Tamir Rice’s teen sister ‘tackled,’ handcuffed after his shooting, mom says
CLEVELAND — As Tamir Rice’s 14-year-old sister rushed to her brother’s side upon learning he’d been shot, police officers “tackled” her, handcuffed her and placed her in a squad car with the Cleveland officer who shot Tamir, her mother and a Rice family attorney told reporters Monday.
The mother, Samaria Rice, was threatened with arrest herself as she “went charging and yelling at police” because they wouldn’t let her rush to her son’s aid, she said.
Speaking at a Baptist church in Cleveland, Rice recalled how a seemingly normal November 22 morphed into tragedy as two Cleveland police officers pulled up to her son outside a recreation center across the street from her home. Within two seconds of exiting the police car, Officer Timothy Loehmann gunned down Tamir, 12. The boy died the next day.
Tamir was playing with a pellet gun, and a witness who saw “a guy with a pistol” told 911 twice that it was “probably” fake but that Tamir was scaring people. It doesn’t appear the 911 dispatcher relayed the information to Officers Loehmann, 26, and Frank Garmback, 46.
Police have said that Loehmann, who has been criticized for his policing in the past, opened fire after Tamir reached for the gun in his waistband and that an orange tip indicating the gun was a toy had been removed. Rice said she didn’t allow her son to play with toy guns, explaining that one of his friends gave it to him.
A harrowing knock on the door
The boy’s mother recalled Monday how she got the news that the youngest of her four children had been shot.
“Two little boys came and knocked on my door and said, ‘Police officers just shot your son twice in the stomach,’ ” she said.
At first, she didn’t believe them but quickly realized they were telling the truth.
“I really thought they was playing, like joking around, but I saw the seriousness in their face, and it scared me,” she said.
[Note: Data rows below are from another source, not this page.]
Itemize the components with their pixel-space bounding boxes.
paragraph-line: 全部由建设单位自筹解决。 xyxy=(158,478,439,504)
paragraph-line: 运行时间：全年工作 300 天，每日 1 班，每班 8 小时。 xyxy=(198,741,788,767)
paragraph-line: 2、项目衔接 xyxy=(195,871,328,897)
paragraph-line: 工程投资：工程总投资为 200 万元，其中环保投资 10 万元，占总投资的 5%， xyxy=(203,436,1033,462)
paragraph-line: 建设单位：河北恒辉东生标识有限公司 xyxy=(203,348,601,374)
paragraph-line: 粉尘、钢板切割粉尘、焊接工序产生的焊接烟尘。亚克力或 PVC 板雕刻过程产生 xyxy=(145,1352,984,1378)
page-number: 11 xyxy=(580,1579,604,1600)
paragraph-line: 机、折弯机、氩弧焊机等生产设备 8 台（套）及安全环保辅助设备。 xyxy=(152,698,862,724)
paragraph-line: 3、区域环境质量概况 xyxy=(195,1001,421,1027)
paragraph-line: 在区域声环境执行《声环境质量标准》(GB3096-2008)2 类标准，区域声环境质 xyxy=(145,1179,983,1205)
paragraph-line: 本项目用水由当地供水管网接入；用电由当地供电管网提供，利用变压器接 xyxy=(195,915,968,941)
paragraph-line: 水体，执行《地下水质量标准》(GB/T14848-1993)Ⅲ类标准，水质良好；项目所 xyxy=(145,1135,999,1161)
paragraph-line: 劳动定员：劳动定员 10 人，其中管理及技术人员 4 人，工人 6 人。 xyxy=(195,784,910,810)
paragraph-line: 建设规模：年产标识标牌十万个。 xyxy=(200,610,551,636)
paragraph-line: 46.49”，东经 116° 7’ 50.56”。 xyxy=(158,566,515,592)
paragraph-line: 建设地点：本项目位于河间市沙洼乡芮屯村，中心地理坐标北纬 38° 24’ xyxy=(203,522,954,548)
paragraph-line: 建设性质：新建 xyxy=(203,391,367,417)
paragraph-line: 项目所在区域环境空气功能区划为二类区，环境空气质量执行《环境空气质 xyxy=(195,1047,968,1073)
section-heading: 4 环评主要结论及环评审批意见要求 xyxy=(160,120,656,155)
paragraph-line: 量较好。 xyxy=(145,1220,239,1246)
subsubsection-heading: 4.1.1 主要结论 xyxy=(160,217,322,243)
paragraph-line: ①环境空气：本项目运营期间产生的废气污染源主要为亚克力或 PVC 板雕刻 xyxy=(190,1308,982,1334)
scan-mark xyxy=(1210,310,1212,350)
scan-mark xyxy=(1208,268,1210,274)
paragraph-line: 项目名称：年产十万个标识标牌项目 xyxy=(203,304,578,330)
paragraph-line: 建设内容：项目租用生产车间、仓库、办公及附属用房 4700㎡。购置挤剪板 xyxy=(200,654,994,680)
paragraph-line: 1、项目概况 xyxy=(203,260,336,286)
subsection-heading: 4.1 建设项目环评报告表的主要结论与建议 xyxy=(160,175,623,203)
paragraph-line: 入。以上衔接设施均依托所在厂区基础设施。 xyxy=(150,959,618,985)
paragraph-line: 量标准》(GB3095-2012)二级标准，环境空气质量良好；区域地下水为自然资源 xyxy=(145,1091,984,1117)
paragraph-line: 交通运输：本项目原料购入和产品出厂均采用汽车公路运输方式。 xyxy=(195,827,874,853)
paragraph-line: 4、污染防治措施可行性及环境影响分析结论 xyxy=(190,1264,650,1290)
She ran to the scene, admittedly frantic, and arrived at the same time as an ambulance. Officers wouldn’t let her check on her son, she said, “and then I saw my daughter in the back of a police car, the same one the shooter got out of.”
Family attorney Walter Madison said police placed Tamir’s sister in the car with Loehmann.
Samaria Rice said she calmed down and asked police to release her daughter. They told her no, she said. Not only would they not release her daughter but later, she said, they made her choose: Stay with her daughter or accompany her son to a hospital.
She chose the latter but was told she couldn’t ride in the back of the ambulance with her son, so she rode in the front seat on the way to the hospital, she said.
“The treatment of the family is unacceptable,” said Councilman Jeffrey Johnson, who appeared alongside the family at the news conference. “It just shows the lack of training when we shackle a grieving sister, threaten a grieving mother and not even take care of a child lying on the ground.”
Cleveland police declined to discuss the family’s allegations. Detective Jennifer Ciaccia told CNN, “We’re really not commenting further at this point.”
In a lawsuit filed last week against the city and the two officers, the family says Loehmann and Garmback “refused to provide any medical attention to Tamir for at least four minutes as he lay on the ground alive and bleeding.”
Cleveland police Chief Calvin Williams has previously said that four minutes after Tamir was shot, a detective and FBI agent arrived and the FBI agent administered first aid. Paramedics arrived three minutes later, the chief said.
Attorney: Brown, Garner cases aren’t templates
Attorney Benjamin Crump said the Rice family is “very distrustful” of the justice system, and in light of the grand jury rulings in the Michael Brown and Eric Garner cases, is demanding a transparent investigation. In contrast to the Brown and Garner cases, the family also wants the officers — who are on paid leave — charged before a grand jury hears the case, said Crump, who also represents the Brown family.
“There is nothing written anywhere in the law that says police officers are to be treated differently from any other citizen,” Crump said. “We cannot have children playing cops and robbers on a playground and police officers coming and claiming their lives.”
Tamir was by himself in a gazebo when Garmback and Loehmann pulled onto the grass alongside the gazebo and got out of their car. From the dispatcher’s failure to relay the report that the gun was probably fake to the haste with which Loehmann shot the sixth-grader, Crump said “several things were done inappropriately,” which is sufficient probable cause to charge the policemen.
The family attorneys also called for the ouster of Safety Director Michael McGrath and Martin Flask, executive assistant to the mayor — a call echoing one by Councilman Johnson, who asked for their resignations in a Cleveland newspaper last week after a Justice Department report that said Cleveland police had a pattern of excessive force.
The family’s primary objective, Crump said, is to “hold the killer of their child accountable.”
“Tamir was a bright child. He had a promising future,” his mother said, explaining that he was a talented artist, drummer and athlete.
Asked what would represent justice in her eyes, Samaria Rice replied, “I’m actually looking for a conviction.”